Proteus vulgaris organisms were detected highly sensitive to chloramphenicol but less sensitive to kanamycin and neomycin and other drugs were resistant. Dinev et al. (1987) carried-out an antibiotic sensitivity against Proteus vulgaris and gentamicin was found highly effective. The other antibiotics observed unlikely successful were chloramphenicol, tetracycline and streptomycin.

The results of the present survey on the susceptibly to antibiotics are not in complete agreement to the findings of Dinev et al. (1987) because it depends upon the environmental conditions provided to the species and also potency of drugs used. The most active antibiotics recorded against wound organism Pseudomonas aeruginosa during this study were chloramphenicol, sulphamethoxazole trimethoprim, ampicillin and tetracycline and its susceptibly was recorded as 86.6, 80, 73.3 and 66.6% respectively were also demonstrated by Dinev et al. (1987) who found gentamicin as a successful drug against Pseudomonas aeruginosa while unlikely successful antibiotics were chloramphenicol, tetracycline and streptomycin.
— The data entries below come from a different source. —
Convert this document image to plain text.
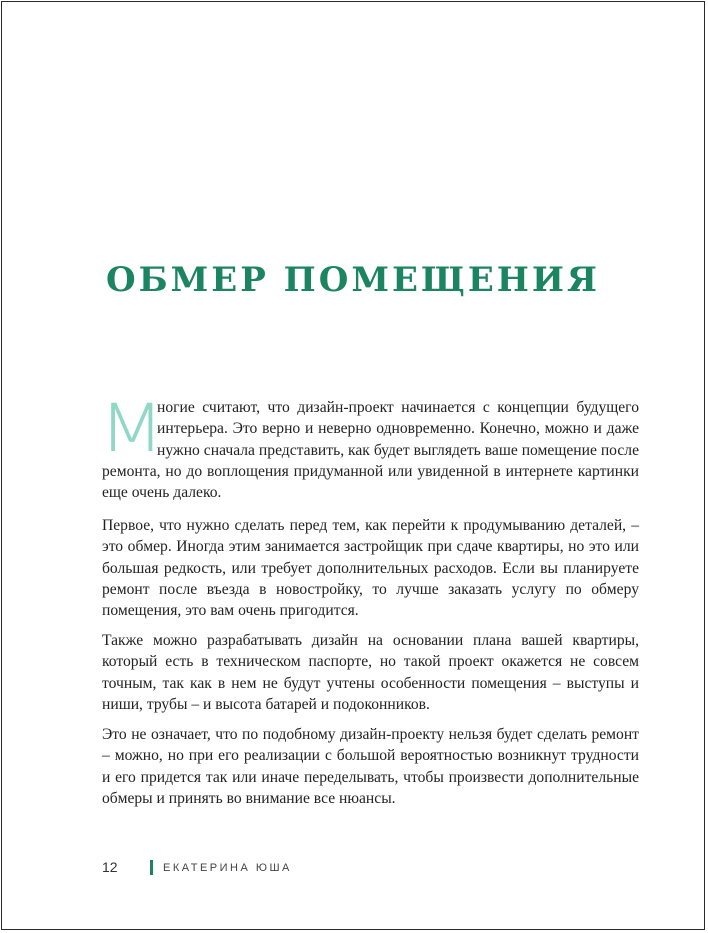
ОБМЕР ПОМЕЩЕНИЯ

М
ногие считают, что дизайн-проект начинается с концепции будущего интерьера. Это верно и неверно одновременно. Конечно, можно и даже нужно сначала представить, как будет выглядеть ваше помещение после ремонта, но до воплощения придуманной или увиденной в интернете картинки еще очень далеко.

Первое, что нужно сделать перед тем, как перейти к продумыванию деталей, – это обмер. Иногда этим занимается застройщик при сдаче квартиры, но это или большая редкость, или требует дополнительных расходов. Если вы планируете ремонт после въезда в новостройку, то лучше заказать услугу по обмеру помещения, это вам очень пригодится.

Также можно разрабатывать дизайн на основании плана вашей квартиры, который есть в техническом паспорте, но такой проект окажется не совсем точным, так как в нем не будут учтены особенности помещения – выступы и ниши, трубы – и высота батарей и подоконников.

Это не означает, что по подобному дизайн-проекту нельзя будет сделать ремонт – можно, но при его реализации с большой вероятностью возникнут трудности и его придется так или иначе переделывать, чтобы произвести дополнительные обмеры и принять во внимание все нюансы.

12	ЕКАТЕРИНА ЮША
Therefore the findings of this investigation are not in complete agreement because we found highly effective and they mentioned unlikely successful drugs against Pseudomonas aeruginosa. This controversy in results may be due to drug efficacy and conditions provided to the species during experimental work. Unfortunately we could not find any information regarding antibiotic sensitivity to Micrococcus luteus and Stomatococcus mucilaginosus from available literature. Therefore, it was very difficult to compare the present results with the findings of other workers on these micro-organisms.